At any rate, I won’t waste a lot of time with exposition, as the story is, as said before, extremely minimal. A varied cast of characters show up at the Starlight Hotel and Judd (Brand), the guy who runs the place, pretty much goes on a killing spree – and an alligator is involved. And, in a nutshell (heh), that’s it.
It being Awards Season and all, I figured I’d present my pick for Dorkiest Looking Cop Team of All Time.
What really makes the film stand out, though, is the way Hooper completely turned a standard formula on it‘s ear. Typically in these movies, you have strangers in a strange place doing bad things and getting killed for it. Case in point – Friday the 13th. Another good example is Hostel. These are essentially “warning movies,” or morality tales. However, in Eaten Alive, we’re immediately introduced to a young prostitute. After a nasty encounter with the Future Mr. Krueger, she sees the error of her ways and stands on the brink of salvation. She’s set up to be our hero, but after checking into Judd’s Starlight Hotel, she meets her grisly end, courtesy of Judd and a rusty pitchfork (a death, by the way, that Roberta Collins sells beautifully).
And from there it spins out of any sort of predictable pattern (which is special because “there“ is about 9 minutes in). Around the halfway mark there’s a chase scene involving Judd and a young child and we honestly do not know if the child is going to make it out alive. It‘s as if you know people are going to die, but you have no idea who and there’s no inherent reason. There’s no statement being made by these deaths (that I can gather anyway) and that’s what makes it truly scary – this guy is just plain crazy. These murders aren’t necessary evils designed to teach the audience a lesson – these people just die. Painfully. Randomly.
"Everybody knows Jason rules. He could kick that Freddy guy’s ass any day of the we…what?
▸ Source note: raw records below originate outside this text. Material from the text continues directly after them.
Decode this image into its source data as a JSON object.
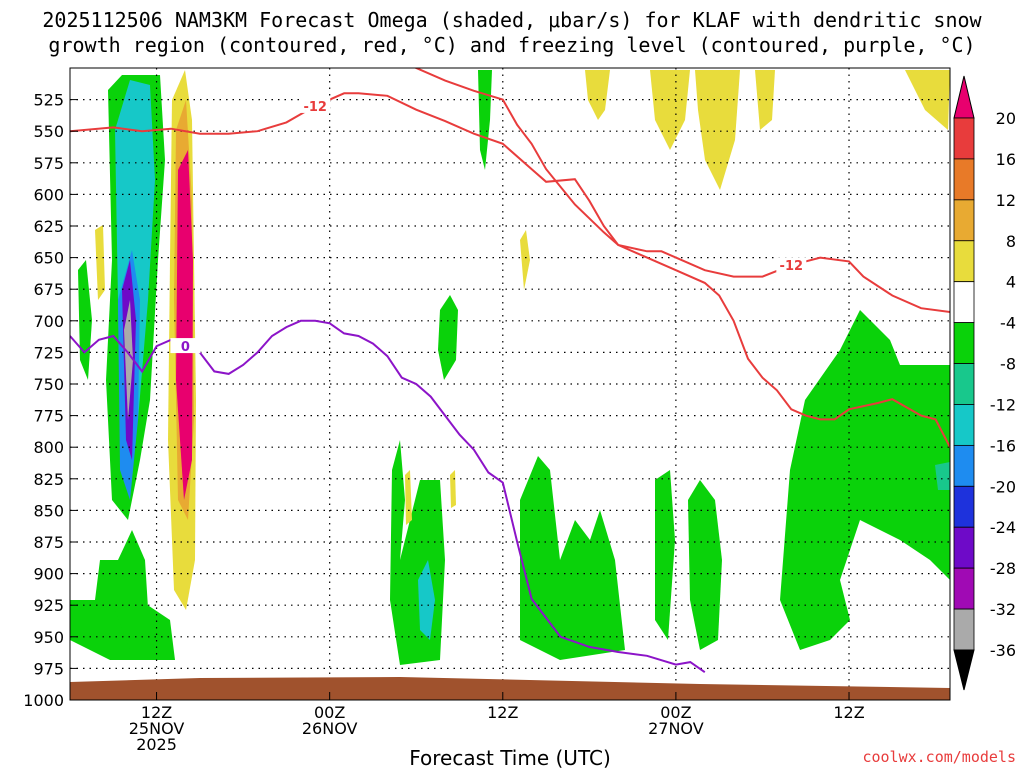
{
  "chart_data": {
    "type": "heatmap",
    "title_line1": "2025112506 NAM3KM Forecast Omega (shaded, μbar/s) for KLAF with dendritic snow",
    "title_line2": "growth region (contoured, red, °C) and freezing level (contoured, purple, °C)",
    "xlabel": "Forecast Time (UTC)",
    "credit": "coolwx.com/models",
    "y_ticks": [
      "525",
      "550",
      "575",
      "600",
      "625",
      "650",
      "675",
      "700",
      "725",
      "750",
      "775",
      "800",
      "825",
      "850",
      "875",
      "900",
      "925",
      "950",
      "975",
      "1000"
    ],
    "ylim": [
      500,
      1000
    ],
    "x_ticks": [
      {
        "hour": 6,
        "line1": "12Z",
        "line2": "25NOV",
        "line3": "2025"
      },
      {
        "hour": 18,
        "line1": "00Z",
        "line2": "26NOV",
        "line3": ""
      },
      {
        "hour": 30,
        "line1": "12Z",
        "line2": "",
        "line3": ""
      },
      {
        "hour": 42,
        "line1": "00Z",
        "line2": "27NOV",
        "line3": ""
      },
      {
        "hour": 54,
        "line1": "12Z",
        "line2": "",
        "line3": ""
      }
    ],
    "xlim": [
      0,
      61
    ],
    "colorbar_labels": [
      "20",
      "16",
      "12",
      "8",
      "4",
      "-4",
      "-8",
      "-12",
      "-16",
      "-20",
      "-24",
      "-28",
      "-32",
      "-36"
    ],
    "colorbar_colors": [
      "#e8006e",
      "#e83c3c",
      "#e87a28",
      "#e8aa32",
      "#e8dc3c",
      "#ffffff",
      "#0ad20a",
      "#18c88c",
      "#16c8c8",
      "#1e8cf0",
      "#1e32dc",
      "#6e0ac8",
      "#a00ab4",
      "#aaaaaa"
    ],
    "contours": [
      {
        "name": "-12 C (top)",
        "color": "#e83c3c",
        "label": "-12",
        "points": [
          [
            0,
            550
          ],
          [
            3,
            547
          ],
          [
            5,
            550
          ],
          [
            7,
            548
          ],
          [
            9,
            552
          ],
          [
            11,
            552
          ],
          [
            13,
            550
          ],
          [
            15,
            543
          ],
          [
            17,
            530
          ],
          [
            19,
            520
          ],
          [
            20,
            520
          ],
          [
            22,
            522
          ],
          [
            24,
            533
          ],
          [
            26,
            542
          ],
          [
            28,
            552
          ],
          [
            30,
            560
          ],
          [
            32,
            580
          ],
          [
            33,
            590
          ],
          [
            35,
            588
          ],
          [
            36,
            605
          ],
          [
            37,
            625
          ],
          [
            38,
            640
          ],
          [
            39,
            645
          ],
          [
            40,
            650
          ],
          [
            42,
            660
          ],
          [
            44,
            670
          ],
          [
            45,
            680
          ],
          [
            46,
            700
          ],
          [
            47,
            730
          ],
          [
            48,
            745
          ],
          [
            49,
            755
          ],
          [
            50,
            770
          ],
          [
            51,
            775
          ],
          [
            52,
            778
          ],
          [
            53,
            778
          ],
          [
            54,
            770
          ],
          [
            56,
            765
          ],
          [
            57,
            762
          ],
          [
            59,
            775
          ],
          [
            60,
            778
          ],
          [
            61,
            800
          ]
        ]
      },
      {
        "name": "-12 C (lower)",
        "color": "#e83c3c",
        "label": "-12",
        "points": [
          [
            23,
            495
          ],
          [
            26,
            510
          ],
          [
            28,
            518
          ],
          [
            30,
            525
          ],
          [
            31,
            545
          ],
          [
            32,
            560
          ],
          [
            33,
            580
          ],
          [
            35,
            608
          ],
          [
            37,
            630
          ],
          [
            38,
            640
          ],
          [
            40,
            645
          ],
          [
            41,
            645
          ],
          [
            42,
            650
          ],
          [
            44,
            660
          ],
          [
            46,
            665
          ],
          [
            48,
            665
          ],
          [
            50,
            656
          ],
          [
            52,
            650
          ],
          [
            54,
            653
          ],
          [
            55,
            665
          ],
          [
            57,
            680
          ],
          [
            59,
            690
          ],
          [
            61,
            693
          ]
        ]
      },
      {
        "name": "0 C freezing level",
        "color": "#8c14c8",
        "label": "0",
        "points": [
          [
            0,
            712
          ],
          [
            1,
            725
          ],
          [
            2,
            715
          ],
          [
            3,
            712
          ],
          [
            4,
            725
          ],
          [
            5,
            740
          ],
          [
            6,
            720
          ],
          [
            7,
            715
          ],
          [
            8,
            720
          ],
          [
            9,
            725
          ],
          [
            10,
            740
          ],
          [
            11,
            742
          ],
          [
            12,
            735
          ],
          [
            13,
            725
          ],
          [
            14,
            712
          ],
          [
            15,
            705
          ],
          [
            16,
            700
          ],
          [
            17,
            700
          ],
          [
            18,
            702
          ],
          [
            19,
            710
          ],
          [
            20,
            712
          ],
          [
            21,
            718
          ],
          [
            22,
            728
          ],
          [
            23,
            745
          ],
          [
            24,
            750
          ],
          [
            25,
            760
          ],
          [
            26,
            775
          ],
          [
            27,
            790
          ],
          [
            28,
            802
          ],
          [
            29,
            820
          ],
          [
            30,
            828
          ],
          [
            31,
            875
          ],
          [
            32,
            920
          ],
          [
            34,
            950
          ],
          [
            36,
            958
          ],
          [
            38,
            962
          ],
          [
            40,
            965
          ],
          [
            42,
            972
          ],
          [
            43,
            970
          ],
          [
            44,
            978
          ]
        ]
      }
    ]
  }
}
Shit, he’s standing right behind me, isn’t he?"
Now, there’s always the possibility that I missed the point spectacularly (and if so, please feel free to let me know), but I hope I didn’t. I think the arbitrary nature of the film is what makes it so powerful.
What in the blue hell happened, indeed.
I’ve reviewed a few Dark Sky releases now and even though the films sometimes vary in quality – there’s always one constant: the cover artwork is great. And of course, that’s a trend continued here. It’s a painted-type poster featuring Judd and a captive young woman. Great stuff.
Feature-wise, there’s a nifty little commentary with the writer, some cast and the make-up artist. Worth a listen, if only once. There’s also a little featurette on Robert Englund and his career up until his role in Eaten Alive. It’s almost fluff and it’s really short, but it was interesting and a nice reminder that he’s had a full career above and beyond Freddy Krueger.
Folger’s – The Official Coffee of Hell’s Police Force
What I’m assuming would be the centerpiece of these features is a documentary called “The Butcher of Elmendorf: The Legend of Joe Ball.” It’s roughly 30 minutes of Joe Ball’s nephew telling his uncle’s story. This had great potential, except that the nephew wasn’t engaging at all and even seemed to make really interesting tidbits seem bland and dismissable. I would probably call this the only dropped ball on the disc.
In the end though, that little blemish isn’t enough to keep me from proudly displaying this disc on my shelf. Not only as a great genre flick, but also as a reminder of how Tobe Hooper earned that “Master of Horror” title in the first place.